I wrote at the beginning of February about plans by Matthew Hancock MP, Minister in the Cabinet Office to gag all charities that receive public funding. This will put many charities into a very difficult position. The Government has begun discussions with charity support organisations to indicate what the “anti-advocacy clause” will include and what will be excluded. There is a useful briefing article here which covers some of the issues. The article includes the comment that “The clause is not intended to prevent any specific activities. It states that unless it is specifically authorised by the terms of the grant, organisations must have other funding sources if they are to carry out lobbying or influencing activities. Giving evidence to parliament at parliament’s request would not be seen as lobbying – but submitting written evidence proactively may be, if such activities were not in the original grant agreement. Organisations should consult their grant manager if in doubt.” The problem as I have written in regard to other attacks on the values of the voluntary sector by the Government is that charity trustees are essentially risk averse in their role and so even where charities have alternative funding in place, they may be discouraged from writing to Parliament, their local Council or even their MP on matters currently being discussed by our ‘democrats’. A good example of the impact is here (I have changed the name to protect the innocent). Anyvillage Development Trust is awarded funds by their local council to help strengthen community resilience and keep open a community centre that is not sustainable on its own, but cheaper for the local authority to support than if they tried to run the building themselves. When it comes to the needs of the residents of Anyvillage under the new anti-advocacy clause, the ADT Trustees might feel they are prevented from raising concerns with the Council if they discover some elderly residents are being denied help due to the poor performance of a state funded home visiting scheme in the area. Thus public money would continue to be wasted and vulnerable people would continue to suffer simply because of the unintended consequences of this new clause.
I started my blog by suggesting that charities need a strategy and I believe that there are two approaches to take. One is to fight these changes, and that is a good place to start. However the second is to plan for a changed environment if this gutless and heartless Government pass this change, just as the coalition previously passed part 2 of the Lobbying Bill (I wrote about that extensively at the time). In looking at how to respond in a changed world, I believe that charities could learn a great deal from the Institute of Economic Affairs, also a charity. They are the people who put together the arguments that led to the anti-advocacy clause being developed by Matthew Hancock in the first place and it was to them that William Shawcross Chairman of the Charity Commission turned when he wanted to consider this issue on behalf of the Commission. They don’t appear to receive any public funding so they won’t be affected by the anti advocacy clause. However there are elements of their work on other matters that could help charities develop a strategy regarding the anti advocacy clause.
The Director General of the IEA, Mark Littlewood is a well known Euro-sceptic and he is frequently invited on to our screens and radio stations to speak about Europe.

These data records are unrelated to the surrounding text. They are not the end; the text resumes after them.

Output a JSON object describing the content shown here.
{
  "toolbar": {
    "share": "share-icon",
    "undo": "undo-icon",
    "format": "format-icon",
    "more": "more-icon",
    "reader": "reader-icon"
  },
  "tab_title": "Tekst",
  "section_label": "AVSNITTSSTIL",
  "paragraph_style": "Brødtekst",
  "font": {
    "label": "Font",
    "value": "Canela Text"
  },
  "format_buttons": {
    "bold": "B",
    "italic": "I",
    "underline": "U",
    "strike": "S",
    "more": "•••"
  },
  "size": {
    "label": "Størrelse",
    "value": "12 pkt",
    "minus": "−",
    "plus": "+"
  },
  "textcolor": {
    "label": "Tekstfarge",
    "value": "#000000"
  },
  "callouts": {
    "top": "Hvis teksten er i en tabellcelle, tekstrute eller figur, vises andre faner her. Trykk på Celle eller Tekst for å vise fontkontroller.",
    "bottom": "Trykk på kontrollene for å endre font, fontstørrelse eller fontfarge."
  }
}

Now that we are in the run up to a referendum, expressing views about Europe is clearly political and the Charity Commission have come out with this guidance that prevents charities from engaging with the debate. One might have assumed this would keep Mark Littlewood off our screens. However he continues to speak on panels and send tweets regarding his views as though there were no difference. I visited the IEA website to see if he had perhaps taken a leave of absence so he would not create any problems for the IEA. However he and they have adopted a different approach as you can see here. In essence they have held an internal poll of their employees and published the results showing that they don’t have a dominant view within the organisation. They have also published a statement saying that as a charity they don’t have an agreed view regarding the EU referendum. This appears to have protected them from the risk that Mark Littlewood can be accused of using the platform he gets as a result of the work of the IEA being the basis for promoting what is assumed to be purely his personal views. In simple terms they appear to have found a way to have their cake and eat it too. Perhaps other charities can find similar strategies that will enable people within the charity from continuing to speak up on behalf of those whose voices are being ignored by our state agencies, whilst at the same time ensure that they cannot be accused of advocacy or lobbying. In the meantime let us hope that our politicians understand how their actions will be to the detriment of all of us and they will reverse their plans to introduce this damaging clause.